Uppermost House: Hope from axiomatic set theory

PeterLewisTreehouseCMYKBy S. Peter Lewis

BN Columnist

I love encouraging people. Born for it. Called to it. Wife. Kids. Friends. Strangers. Anybody. I’m an equal-opportunity cheerleader.

I wake up each day hoping to find creative ways to paste smiles on people’s faces. I keep lists and make phone calls and send emails and even write real letters and mail them. I talk (a little) and listen (a lot) and pray with people (at the drop of a hat). Whatever it takes.

I cheerfully wave at kids while they wait sleepily for the bus at 6:30 in the morning as I drive to work. They wave back, sometimes awkwardly, as if perhaps I was one of the people their parents warned them about. I smile and give them a cheery thumbs-up anyway.

And since encouragement often comes by the spoken or written word, I’m always on the lookout for a turn of phrase that may turn a heart toward hope — and sometimes I find these words in unlikely places indeed.

I recently began reading the biography of John von Neumann, a Hungarian mathematician from the past century most known for his genius work on early computers, game theory, and nuclear physics. The bio is an academic work written by a former editor for the Economist, perhaps a bit dry between the pages, but when I picked it up off the shelf the other day I really didn’t have any more entertaining alternative, like re-caulking the bathtub or shoving flea pills down the cats’ throats with a screwdriver.

Here’s a typical excerpt from the book: “These criteria are clearly known to any creative art, and the existence of some underlying empirical worldly motif in the background — often in a very remote background overgrown by subsequent developments and followed into a multitude of labyrinthine variants…” Blah, blah, blah ad infinitum.
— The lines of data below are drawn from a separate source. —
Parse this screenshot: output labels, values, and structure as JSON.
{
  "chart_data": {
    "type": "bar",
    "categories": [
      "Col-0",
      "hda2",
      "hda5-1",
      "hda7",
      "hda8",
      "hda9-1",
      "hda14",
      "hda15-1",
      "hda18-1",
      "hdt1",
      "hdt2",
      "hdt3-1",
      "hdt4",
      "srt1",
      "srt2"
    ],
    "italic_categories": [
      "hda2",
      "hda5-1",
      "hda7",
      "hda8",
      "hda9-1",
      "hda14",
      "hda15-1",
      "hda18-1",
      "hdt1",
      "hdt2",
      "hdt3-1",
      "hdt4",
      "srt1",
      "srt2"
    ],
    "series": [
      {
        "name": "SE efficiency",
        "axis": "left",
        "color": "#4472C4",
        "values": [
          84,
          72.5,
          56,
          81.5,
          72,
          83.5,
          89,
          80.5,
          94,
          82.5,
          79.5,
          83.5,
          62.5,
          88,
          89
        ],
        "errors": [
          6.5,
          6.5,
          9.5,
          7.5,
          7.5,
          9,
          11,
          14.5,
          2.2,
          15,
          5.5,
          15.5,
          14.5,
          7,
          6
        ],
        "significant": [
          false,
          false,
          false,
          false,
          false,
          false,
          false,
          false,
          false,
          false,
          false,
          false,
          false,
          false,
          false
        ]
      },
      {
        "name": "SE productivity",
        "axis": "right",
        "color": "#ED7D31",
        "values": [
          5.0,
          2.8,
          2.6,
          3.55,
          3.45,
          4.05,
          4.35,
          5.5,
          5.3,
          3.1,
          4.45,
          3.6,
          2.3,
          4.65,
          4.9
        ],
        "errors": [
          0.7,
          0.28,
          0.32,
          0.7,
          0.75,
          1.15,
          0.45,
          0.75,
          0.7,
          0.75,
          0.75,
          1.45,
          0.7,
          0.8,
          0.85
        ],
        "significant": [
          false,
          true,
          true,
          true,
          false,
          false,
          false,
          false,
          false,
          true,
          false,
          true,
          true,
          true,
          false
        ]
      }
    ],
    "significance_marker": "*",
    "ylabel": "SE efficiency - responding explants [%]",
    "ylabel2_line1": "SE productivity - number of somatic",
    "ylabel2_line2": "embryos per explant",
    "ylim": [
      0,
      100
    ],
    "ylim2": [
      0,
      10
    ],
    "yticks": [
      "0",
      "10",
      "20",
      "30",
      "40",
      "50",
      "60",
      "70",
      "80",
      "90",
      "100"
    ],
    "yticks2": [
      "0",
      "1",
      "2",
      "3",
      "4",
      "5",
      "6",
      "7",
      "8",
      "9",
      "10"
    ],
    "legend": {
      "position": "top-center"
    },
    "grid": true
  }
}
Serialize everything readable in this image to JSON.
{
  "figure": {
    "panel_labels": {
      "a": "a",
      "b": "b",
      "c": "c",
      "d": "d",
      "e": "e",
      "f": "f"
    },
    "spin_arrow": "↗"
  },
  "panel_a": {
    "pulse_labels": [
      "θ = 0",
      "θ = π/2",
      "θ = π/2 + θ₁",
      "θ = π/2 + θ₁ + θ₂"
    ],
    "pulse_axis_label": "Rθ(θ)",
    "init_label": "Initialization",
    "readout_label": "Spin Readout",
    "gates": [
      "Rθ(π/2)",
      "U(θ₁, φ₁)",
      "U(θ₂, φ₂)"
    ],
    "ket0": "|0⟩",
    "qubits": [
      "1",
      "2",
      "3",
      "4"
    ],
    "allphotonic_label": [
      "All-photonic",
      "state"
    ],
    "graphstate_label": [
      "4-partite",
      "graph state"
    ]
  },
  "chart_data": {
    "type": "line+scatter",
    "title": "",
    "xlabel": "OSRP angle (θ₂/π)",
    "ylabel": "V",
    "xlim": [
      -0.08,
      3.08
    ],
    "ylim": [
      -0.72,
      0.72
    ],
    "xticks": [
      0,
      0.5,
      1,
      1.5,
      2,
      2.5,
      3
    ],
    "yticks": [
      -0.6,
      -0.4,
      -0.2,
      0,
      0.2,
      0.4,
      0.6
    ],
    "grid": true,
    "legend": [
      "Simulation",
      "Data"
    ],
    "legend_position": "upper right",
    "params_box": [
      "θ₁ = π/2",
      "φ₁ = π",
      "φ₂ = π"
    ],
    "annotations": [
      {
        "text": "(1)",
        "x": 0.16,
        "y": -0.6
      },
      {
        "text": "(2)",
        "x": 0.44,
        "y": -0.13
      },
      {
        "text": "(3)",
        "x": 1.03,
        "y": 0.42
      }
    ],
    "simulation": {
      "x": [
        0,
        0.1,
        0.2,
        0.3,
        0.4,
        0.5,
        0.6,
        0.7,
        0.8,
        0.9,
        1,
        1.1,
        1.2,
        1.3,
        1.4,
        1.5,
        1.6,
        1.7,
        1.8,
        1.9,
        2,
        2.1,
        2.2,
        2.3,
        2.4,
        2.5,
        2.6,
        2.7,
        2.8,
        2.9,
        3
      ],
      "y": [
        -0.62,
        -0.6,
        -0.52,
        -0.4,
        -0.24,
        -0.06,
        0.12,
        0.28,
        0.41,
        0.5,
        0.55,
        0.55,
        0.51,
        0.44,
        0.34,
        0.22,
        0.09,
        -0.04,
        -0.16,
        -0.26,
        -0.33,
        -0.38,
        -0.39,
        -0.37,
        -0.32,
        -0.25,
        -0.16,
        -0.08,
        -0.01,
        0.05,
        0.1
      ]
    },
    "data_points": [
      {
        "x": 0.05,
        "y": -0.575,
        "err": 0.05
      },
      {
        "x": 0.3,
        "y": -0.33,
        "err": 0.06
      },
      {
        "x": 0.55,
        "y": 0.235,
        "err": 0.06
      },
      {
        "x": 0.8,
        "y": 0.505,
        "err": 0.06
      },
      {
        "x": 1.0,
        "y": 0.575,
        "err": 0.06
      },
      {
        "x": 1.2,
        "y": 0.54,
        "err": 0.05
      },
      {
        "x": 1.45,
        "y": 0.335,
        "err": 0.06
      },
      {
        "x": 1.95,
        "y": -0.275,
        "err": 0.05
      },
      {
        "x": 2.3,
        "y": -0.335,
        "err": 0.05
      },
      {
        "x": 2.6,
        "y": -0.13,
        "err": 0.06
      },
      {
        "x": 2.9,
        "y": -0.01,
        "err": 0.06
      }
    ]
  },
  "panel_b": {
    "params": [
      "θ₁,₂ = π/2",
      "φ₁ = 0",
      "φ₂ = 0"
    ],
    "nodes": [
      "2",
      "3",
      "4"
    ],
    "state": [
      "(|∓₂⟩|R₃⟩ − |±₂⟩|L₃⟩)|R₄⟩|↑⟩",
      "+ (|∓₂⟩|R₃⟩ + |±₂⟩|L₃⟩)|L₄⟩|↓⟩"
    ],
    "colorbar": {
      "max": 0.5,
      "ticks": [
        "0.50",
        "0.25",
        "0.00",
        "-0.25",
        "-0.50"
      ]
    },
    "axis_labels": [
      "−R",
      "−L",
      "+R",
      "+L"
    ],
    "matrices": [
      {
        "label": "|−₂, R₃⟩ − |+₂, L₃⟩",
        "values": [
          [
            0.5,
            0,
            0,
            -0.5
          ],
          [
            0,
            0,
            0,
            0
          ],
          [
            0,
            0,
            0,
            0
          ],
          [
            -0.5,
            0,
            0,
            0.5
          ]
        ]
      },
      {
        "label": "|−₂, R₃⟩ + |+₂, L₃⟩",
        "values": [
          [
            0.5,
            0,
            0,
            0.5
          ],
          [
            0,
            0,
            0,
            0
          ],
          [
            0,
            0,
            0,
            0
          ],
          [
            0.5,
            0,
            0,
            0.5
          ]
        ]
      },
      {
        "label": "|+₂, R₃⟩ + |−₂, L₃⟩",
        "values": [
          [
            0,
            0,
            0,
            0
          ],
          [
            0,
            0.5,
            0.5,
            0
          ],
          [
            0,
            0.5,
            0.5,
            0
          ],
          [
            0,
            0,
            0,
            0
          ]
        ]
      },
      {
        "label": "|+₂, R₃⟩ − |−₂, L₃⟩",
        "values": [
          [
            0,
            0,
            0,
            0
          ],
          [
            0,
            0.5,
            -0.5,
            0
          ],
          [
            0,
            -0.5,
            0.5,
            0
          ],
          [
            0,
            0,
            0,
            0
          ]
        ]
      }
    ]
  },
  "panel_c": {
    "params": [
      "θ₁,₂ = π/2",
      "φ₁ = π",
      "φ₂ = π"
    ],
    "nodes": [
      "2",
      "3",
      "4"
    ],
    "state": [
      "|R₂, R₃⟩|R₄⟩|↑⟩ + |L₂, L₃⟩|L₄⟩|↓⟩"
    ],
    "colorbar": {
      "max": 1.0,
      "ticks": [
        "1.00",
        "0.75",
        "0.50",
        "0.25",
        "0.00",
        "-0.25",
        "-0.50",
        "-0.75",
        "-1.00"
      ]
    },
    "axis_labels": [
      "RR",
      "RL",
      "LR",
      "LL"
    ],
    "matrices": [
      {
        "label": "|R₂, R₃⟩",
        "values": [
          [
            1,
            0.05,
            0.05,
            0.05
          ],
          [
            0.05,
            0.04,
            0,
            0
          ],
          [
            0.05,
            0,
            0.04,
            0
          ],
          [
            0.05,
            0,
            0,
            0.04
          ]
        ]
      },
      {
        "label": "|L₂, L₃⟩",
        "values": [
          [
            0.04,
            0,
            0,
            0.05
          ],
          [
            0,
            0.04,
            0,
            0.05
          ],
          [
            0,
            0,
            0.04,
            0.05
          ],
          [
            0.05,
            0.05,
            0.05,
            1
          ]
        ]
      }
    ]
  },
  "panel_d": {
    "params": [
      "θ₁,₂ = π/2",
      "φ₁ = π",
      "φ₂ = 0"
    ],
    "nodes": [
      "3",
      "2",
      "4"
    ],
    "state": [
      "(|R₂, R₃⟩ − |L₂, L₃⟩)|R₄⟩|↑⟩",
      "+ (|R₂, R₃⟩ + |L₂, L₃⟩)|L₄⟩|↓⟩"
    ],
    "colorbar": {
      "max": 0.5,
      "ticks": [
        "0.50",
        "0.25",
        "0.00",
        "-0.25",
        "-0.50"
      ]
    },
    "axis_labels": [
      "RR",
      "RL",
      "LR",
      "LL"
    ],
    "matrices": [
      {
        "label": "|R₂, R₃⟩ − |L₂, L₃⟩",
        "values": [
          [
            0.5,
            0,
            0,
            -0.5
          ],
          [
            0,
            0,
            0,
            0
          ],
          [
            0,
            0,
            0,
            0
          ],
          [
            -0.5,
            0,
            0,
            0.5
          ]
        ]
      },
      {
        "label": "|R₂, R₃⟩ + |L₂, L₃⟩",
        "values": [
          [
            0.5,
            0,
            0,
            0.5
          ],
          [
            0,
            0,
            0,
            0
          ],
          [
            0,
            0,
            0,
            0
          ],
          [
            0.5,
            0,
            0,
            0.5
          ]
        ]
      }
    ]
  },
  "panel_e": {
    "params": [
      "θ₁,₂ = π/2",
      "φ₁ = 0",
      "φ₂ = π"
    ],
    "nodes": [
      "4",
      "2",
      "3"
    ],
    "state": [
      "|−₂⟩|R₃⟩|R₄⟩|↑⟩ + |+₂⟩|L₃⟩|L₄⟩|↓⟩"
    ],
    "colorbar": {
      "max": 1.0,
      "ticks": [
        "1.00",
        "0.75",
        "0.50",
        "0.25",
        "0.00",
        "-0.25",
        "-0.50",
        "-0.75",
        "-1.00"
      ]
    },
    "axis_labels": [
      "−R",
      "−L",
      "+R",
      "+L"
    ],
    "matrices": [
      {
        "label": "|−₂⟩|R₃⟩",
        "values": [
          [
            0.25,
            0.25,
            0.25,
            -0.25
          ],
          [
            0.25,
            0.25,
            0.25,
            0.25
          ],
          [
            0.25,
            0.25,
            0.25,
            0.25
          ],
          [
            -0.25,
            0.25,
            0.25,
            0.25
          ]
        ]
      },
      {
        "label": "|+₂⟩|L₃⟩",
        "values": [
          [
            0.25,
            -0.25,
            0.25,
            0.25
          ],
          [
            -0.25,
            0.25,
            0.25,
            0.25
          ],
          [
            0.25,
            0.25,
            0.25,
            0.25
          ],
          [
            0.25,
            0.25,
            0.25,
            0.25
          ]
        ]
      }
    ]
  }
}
The book is full of this kind of stuff, yet, stowed away in the hold alongside such pedantic esoteric rhetoric I occasionally found nuggets of simple wisdom, scribed as poetry and applicable even to those of us who do not understand (or care to understand) such a things as axiomatic set theory. And when I struck such chance linguistic gold, out quick came my pen to scribble exclamation marks and asterisks in the margins, to add to my stockpile for later use.

As it turned out, later use came much sooner than I expected in the form of a family far away going through a struggle. It was a friend-of-a-friend sort of thing: a mom, dad, and very young son, and the details are not important. But my heart went out to them and what I felt was crucial was to try to bolster resolve and determination as the weary parents tussled to provide stability for their young boy in the midst of self-inflicted turmoil.

And so I sat down and wrote the boy a letter — a note of encouragement from a middle-aged stranger to a toddler, and, vicariously, to said toddler’s parents. I find it easy to relate to children, since I never ceased to be one myself, so I told the boy a little about my own childhood and then grabbed a couple of lines from the von Neumann’s bio that I thought would help the family keep on track and aid in the aiming of their young lad toward the right target.

“Max (von Neumann’s father) did not push his oldest son, but he quietly saw to it that the path ahead was clear.” And, a few pages later: “While casting his anchor to windward, Johnny was also allowed to drift a kite toward the stars.”

See what I mean, poetry between the decimal points.

Anyway, I hope and pray that my letter to the family is well received and that hope is rewarded by clear direction and a following joy. When I’m done with the von Neumann book, I may dive into Linoleum: an illustrated history. Happy inspiration fairly oozes from the title alone. I’m so excited.